La série photographique de Denis Farley est remarquable pour ses qualités esthétiques et d’intégration. Développée en deux volets, elle se déploie dans l’atrium de la cafétéria de l’hôpital. Du côté sud, elle est constituée d’une murale en trois sections représentant des vues rapprochées des pourtours de nuages. Du côté nord, elle présente une mosaïque de photographies de nuages sur fond gris. Pour l’artiste, les nuages agissent comme une source infinie de matière à observer, sans cesse changeante et sans limite. Parmi les référents associés aux représentations des nuages, il note le sens d’universalité, de changement et de contemplation.
Comme le mentionne Karine Raynor, directrice associée et conservatrice au Centre du patrimoine du CUSM, les œuvres retenues ont été sélectionnées parmi un nombre important de propositions. En plus de leurs qualités artistiques, les ouvrages devaient démontrer leur capacité à « interpeller le public et à susciter une réflexion sur la mission du CUSM qui consiste à guérir, à enseigner et à innover ».

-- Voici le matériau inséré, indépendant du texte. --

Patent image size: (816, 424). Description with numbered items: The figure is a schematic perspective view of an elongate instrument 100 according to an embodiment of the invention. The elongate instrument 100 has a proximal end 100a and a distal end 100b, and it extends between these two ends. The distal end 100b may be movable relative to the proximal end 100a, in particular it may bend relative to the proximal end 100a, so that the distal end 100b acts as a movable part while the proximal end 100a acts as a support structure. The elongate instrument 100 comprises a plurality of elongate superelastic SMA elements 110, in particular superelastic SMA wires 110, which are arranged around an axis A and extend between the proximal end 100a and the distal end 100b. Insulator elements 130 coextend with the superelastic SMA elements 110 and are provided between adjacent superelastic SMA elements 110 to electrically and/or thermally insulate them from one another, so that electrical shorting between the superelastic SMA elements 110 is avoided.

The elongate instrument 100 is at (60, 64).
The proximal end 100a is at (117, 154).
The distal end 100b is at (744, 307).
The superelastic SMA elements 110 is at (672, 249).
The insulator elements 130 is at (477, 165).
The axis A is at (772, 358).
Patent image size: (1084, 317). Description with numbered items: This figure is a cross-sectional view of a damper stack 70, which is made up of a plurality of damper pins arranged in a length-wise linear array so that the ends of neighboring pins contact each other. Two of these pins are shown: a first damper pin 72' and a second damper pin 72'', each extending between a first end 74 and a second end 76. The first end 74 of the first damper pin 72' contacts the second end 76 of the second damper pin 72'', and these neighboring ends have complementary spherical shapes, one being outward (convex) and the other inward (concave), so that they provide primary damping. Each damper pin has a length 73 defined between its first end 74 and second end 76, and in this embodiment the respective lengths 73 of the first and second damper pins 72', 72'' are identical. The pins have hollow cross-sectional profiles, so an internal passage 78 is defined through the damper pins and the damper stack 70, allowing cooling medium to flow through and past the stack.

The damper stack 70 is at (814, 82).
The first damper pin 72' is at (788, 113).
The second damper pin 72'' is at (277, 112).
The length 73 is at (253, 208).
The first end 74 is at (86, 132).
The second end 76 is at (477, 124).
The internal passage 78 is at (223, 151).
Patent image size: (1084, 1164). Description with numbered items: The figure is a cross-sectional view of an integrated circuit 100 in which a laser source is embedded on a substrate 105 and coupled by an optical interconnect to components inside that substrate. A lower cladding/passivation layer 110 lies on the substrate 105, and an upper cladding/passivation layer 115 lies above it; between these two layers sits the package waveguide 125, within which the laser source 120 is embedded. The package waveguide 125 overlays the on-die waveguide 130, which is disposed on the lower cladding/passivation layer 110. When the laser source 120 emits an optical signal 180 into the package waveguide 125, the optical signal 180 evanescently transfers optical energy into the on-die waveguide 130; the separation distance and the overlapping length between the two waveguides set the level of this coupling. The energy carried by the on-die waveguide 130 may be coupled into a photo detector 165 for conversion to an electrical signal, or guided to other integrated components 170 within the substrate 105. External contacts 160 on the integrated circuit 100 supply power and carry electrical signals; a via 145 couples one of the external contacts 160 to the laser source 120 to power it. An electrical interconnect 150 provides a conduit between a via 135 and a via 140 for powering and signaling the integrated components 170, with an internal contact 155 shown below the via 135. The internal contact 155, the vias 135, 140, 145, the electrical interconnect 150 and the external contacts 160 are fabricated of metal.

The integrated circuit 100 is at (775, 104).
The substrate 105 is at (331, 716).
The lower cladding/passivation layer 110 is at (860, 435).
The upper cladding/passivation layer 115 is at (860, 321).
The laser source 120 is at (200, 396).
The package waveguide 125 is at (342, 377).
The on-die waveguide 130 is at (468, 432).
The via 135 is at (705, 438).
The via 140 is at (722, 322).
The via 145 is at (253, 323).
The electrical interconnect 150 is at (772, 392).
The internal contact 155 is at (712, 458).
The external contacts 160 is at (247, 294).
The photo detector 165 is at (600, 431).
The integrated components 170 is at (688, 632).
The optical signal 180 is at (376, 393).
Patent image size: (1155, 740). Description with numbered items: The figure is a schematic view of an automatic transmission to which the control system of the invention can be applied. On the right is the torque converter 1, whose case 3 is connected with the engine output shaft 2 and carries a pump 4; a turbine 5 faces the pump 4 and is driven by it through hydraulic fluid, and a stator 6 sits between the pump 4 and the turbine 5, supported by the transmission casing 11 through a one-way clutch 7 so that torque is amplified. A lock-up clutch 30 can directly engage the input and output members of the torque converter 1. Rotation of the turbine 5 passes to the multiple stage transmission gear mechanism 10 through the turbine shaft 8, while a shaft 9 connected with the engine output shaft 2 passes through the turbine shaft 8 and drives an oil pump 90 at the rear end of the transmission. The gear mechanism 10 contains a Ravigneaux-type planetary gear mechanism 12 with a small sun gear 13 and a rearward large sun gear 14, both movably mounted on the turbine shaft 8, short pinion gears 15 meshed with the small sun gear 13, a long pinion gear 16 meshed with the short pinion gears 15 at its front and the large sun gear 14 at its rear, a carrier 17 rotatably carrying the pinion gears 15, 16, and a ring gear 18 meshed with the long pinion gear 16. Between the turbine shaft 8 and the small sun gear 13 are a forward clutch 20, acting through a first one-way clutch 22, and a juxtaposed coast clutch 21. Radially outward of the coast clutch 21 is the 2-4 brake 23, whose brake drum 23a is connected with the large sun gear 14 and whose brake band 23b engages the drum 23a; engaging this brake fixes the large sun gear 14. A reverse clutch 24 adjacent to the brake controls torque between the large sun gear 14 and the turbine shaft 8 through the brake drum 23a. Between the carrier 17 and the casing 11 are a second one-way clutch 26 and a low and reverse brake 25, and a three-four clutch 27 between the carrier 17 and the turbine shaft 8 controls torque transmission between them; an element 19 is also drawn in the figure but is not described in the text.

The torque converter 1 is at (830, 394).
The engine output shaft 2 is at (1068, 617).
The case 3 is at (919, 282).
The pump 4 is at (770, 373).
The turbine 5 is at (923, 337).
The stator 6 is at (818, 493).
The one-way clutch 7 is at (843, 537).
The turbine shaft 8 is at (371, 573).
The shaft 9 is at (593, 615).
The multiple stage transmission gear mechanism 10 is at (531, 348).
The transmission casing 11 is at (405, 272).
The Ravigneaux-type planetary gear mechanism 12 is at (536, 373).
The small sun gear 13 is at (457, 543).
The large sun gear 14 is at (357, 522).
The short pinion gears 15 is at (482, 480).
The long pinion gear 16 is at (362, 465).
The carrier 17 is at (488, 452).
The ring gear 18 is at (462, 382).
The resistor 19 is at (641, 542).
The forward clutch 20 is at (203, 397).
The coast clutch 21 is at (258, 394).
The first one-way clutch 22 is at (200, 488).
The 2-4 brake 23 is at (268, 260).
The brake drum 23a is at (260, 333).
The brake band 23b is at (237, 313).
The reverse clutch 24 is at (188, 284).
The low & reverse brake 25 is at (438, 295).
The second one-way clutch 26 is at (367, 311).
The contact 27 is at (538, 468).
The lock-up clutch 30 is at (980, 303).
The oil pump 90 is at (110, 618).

Le devenir d’une collection
Les œuvres d’art public nouvellement acquises ont enrichi les collections d’art des divers hôpitaux fondateurs au cours des 120 dernières années. Pour éviter l’éparpillement et la perte potentielle d’artefacts, le CUSM a adopté une démarche rigoureuse de conservation. C’est en 2007 que Karine Raynor entreprend le classement, l’archivage et le catalogage des œuvres d’art, des photos, des objets et instruments médicaux. En 2014, environ 2500 artefacts sont inventoriés, emballés et prêts à être déménagés au méga- hôpital. La direction du CUSM mise sur la valorisation d’un riche patrimoine qui regroupe autant des peintures que des objets s’inscrivant dans l’histoire de la culture industrielle et scientifique.
Pour l’accompagner dans sa mission, le Centre du patrimoine du CUSM a signé une entente de partenariat de 5 ans avec la banque canadienne RBC. De cette association est né Le Centre d’exposition RBC. L’organisme a le mandat de centraliser et de gérer toutes les questions relatives à la préservation et à la promotion de la collection. La mise sur pied d’expositions temporaires figure également parmi les objectifs du centre qui envisage de construire un musée sur le site Glen. Toutes ces initiatives sont à encourager et à soutenir. L’expérience du CUSM pourrait être également utile pour d’autres institutions hospitalières ou publiques.
Il reste la délicate question de la préservation patrimoniale des anciens bâtiments. Dans un article du Devoir paru le 10 octobre 2015, la journaliste Florence Sara. G. Ferraris s’interroge sur la dégradation de l’ancien hôpital Royal Victoria, construit en 1894 et déserté depuis le début de l’année 2015. Il est reconnu que des équipements vacants se détériorent rapidement et coûtent cher en frais d’entretien et de réhabilitation. Or, rien n’est encore décidé. Les autorités de l’Université McGill ont fait connaître leur intention de reconvertir le bâtiment afin de l’intégrer à son campus, cependant elle ne se concrétisera guère avant 2022. Dans l’intervalle, c’est au CUSM qu’incombe la responsabilité de mettre en œuvre les moyens de préserver l’intégrité de l’édifice conçu par l’architecte anglais Henry Saxon Snell.